Raw Lime Tart With a Cacao Crust [Vegan, Gluten-Free]
- 16 Medjool dates, seeds removed
- 1 cup raw buckwheat groats
- 1/2 cup raw macadamias
- 1/2 cup desiccated coconut
- 2 tablespoons cacao powder
- 1 tablespoon coconut oil
- 4 medium avocados
- 1/2 cup lime juice
- 1/3 cup coconut oil
- 1/2 cup maple syrup
- Zest of 1 lime
- For the crust, blend together all ingredients until combined (don't over blend as the crust is better a bit crumbly).
- Line a round springform cake tin at the bottom only with baking paper and press the crust into the tin, transfer into freezer while making the filling.

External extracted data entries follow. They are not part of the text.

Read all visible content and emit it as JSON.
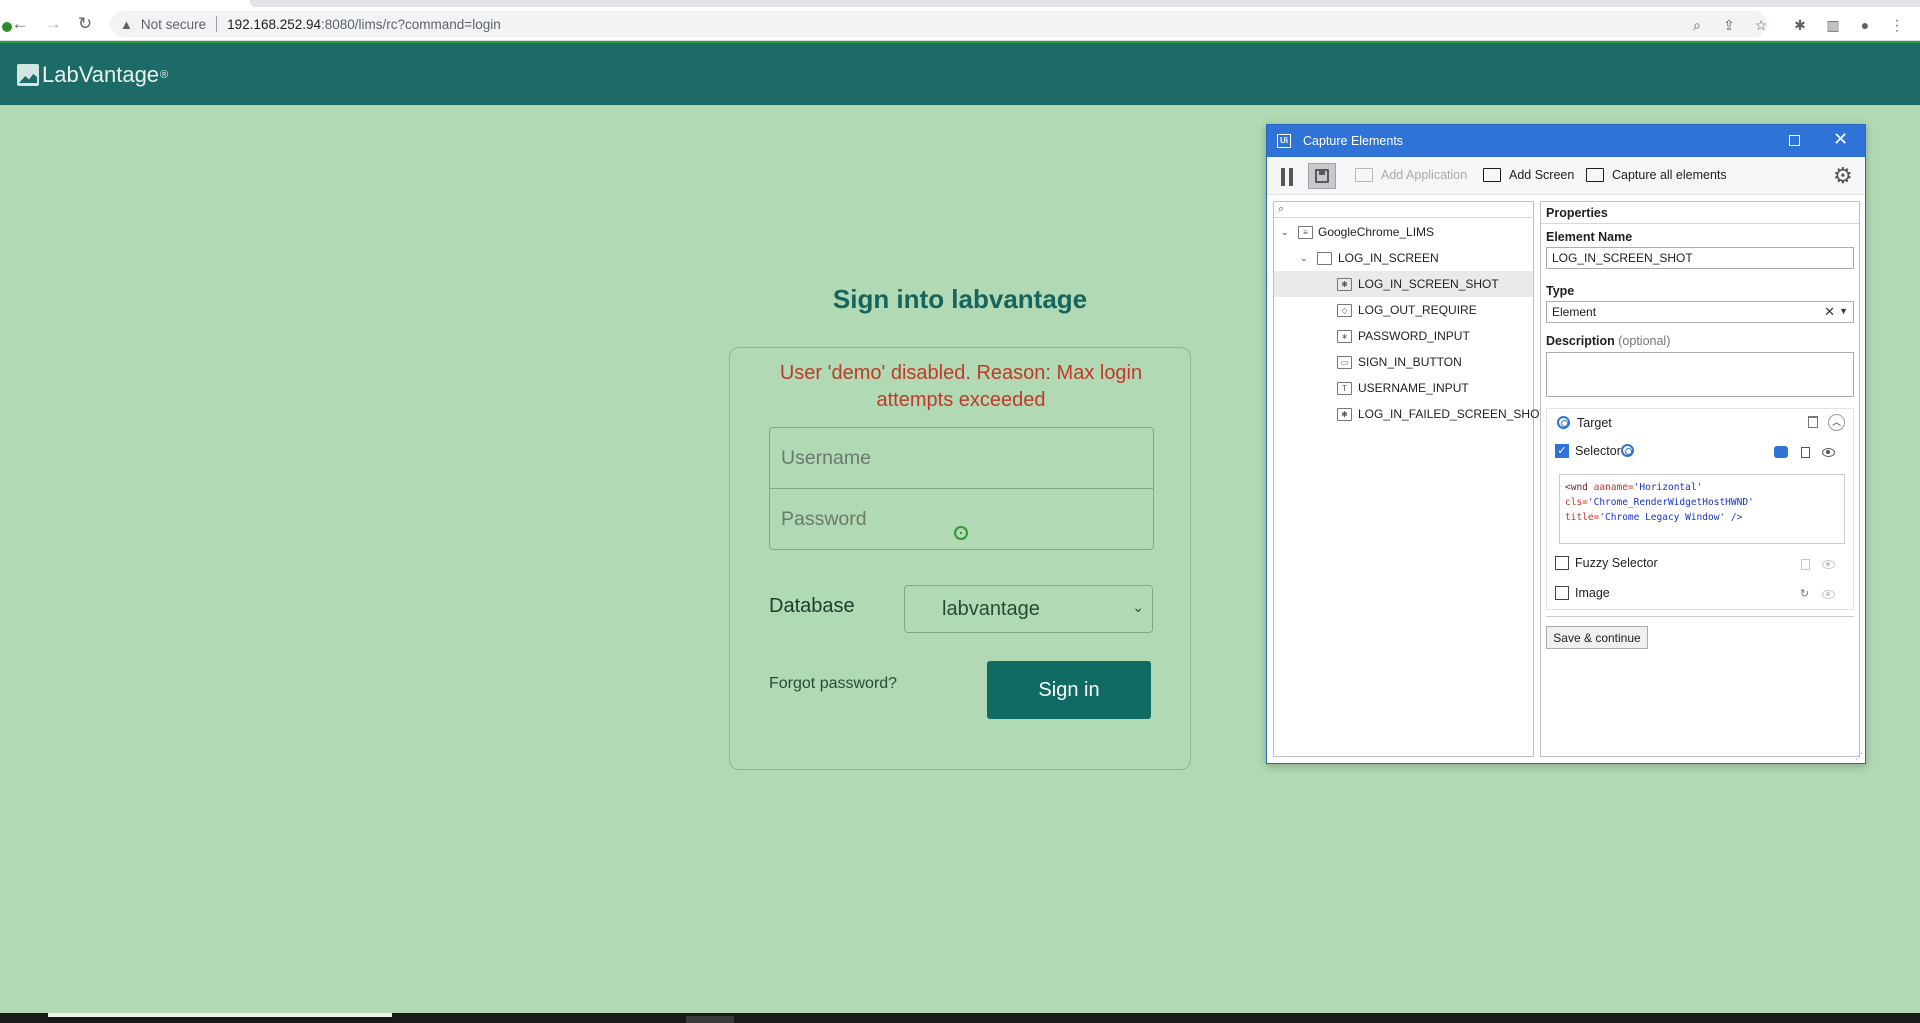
{
  "browser": {
    "security_label": "Not secure",
    "url_host": "192.168.252.94",
    "url_path": ":8080/lims/rc?command=login",
    "icons": [
      "back-icon",
      "forward-icon",
      "reload-icon",
      "warning-icon",
      "zoom-icon",
      "share-icon",
      "star-icon",
      "extensions-icon",
      "sidepanel-icon",
      "profile-icon",
      "menu-icon"
    ]
  },
  "app": {
    "brand": "LabVantage",
    "brand_mark": "®"
  },
  "login": {
    "title": "Sign into labvantage",
    "error": "User 'demo' disabled. Reason: Max login attempts exceeded",
    "username_placeholder": "Username",
    "password_placeholder": "Password",
    "database_label": "Database",
    "database_value": "labvantage",
    "forgot_label": "Forgot password?",
    "signin_label": "Sign in"
  },
  "dialog": {
    "title": "Capture Elements",
    "toolbar": {
      "add_application": "Add Application",
      "add_screen": "Add Screen",
      "capture_all": "Capture all elements"
    },
    "tree": [
      {
        "label": "GoogleChrome_LIMS",
        "icon": "app-window-icon"
      },
      {
        "label": "LOG_IN_SCREEN",
        "icon": "screen-icon"
      },
      {
        "label": "LOG_IN_SCREEN_SHOT",
        "icon": "asterisk-element-icon"
      },
      {
        "label": "LOG_OUT_REQUIRE",
        "icon": "tag-element-icon"
      },
      {
        "label": "PASSWORD_INPUT",
        "icon": "password-field-icon"
      },
      {
        "label": "SIGN_IN_BUTTON",
        "icon": "button-element-icon"
      },
      {
        "label": "USERNAME_INPUT",
        "icon": "text-field-icon"
      },
      {
        "label": "LOG_IN_FAILED_SCREEN_SHOT",
        "icon": "asterisk-element-icon"
      }
    ],
    "properties": {
      "header": "Properties",
      "element_name_label": "Element Name",
      "element_name_value": "LOG_IN_SCREEN_SHOT",
      "type_label": "Type",
      "type_value": "Element",
      "description_label": "Description",
      "description_optional": "(optional)",
      "target_label": "Target",
      "selector_label": "Selector",
      "selector_code": {
        "l1_tag": "<wnd",
        "l1_attr": "aaname=",
        "l1_val": "'Horizontal'",
        "l2_attr": "cls=",
        "l2_val": "'Chrome_RenderWidgetHostHWND'",
        "l3_attr": "title=",
        "l3_val": "'Chrome Legacy Window'",
        "l3_end": " />"
      },
      "fuzzy_selector_label": "Fuzzy Selector",
      "image_label": "Image",
      "save_continue_label": "Save & continue"
    }
  }
}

- Cut avocados in half, remove seeds and scoop filling out, place in blender along with all remaining filling ingredients, and blend until smooth.
- Pour on the base the spread evenly with the back of a dessert spoon, place back into freezer for 3-4 hours.
- Take out and add optional toppings, like lime zest and pistachios.
- Store in fridge or store in freezer until ready to serve.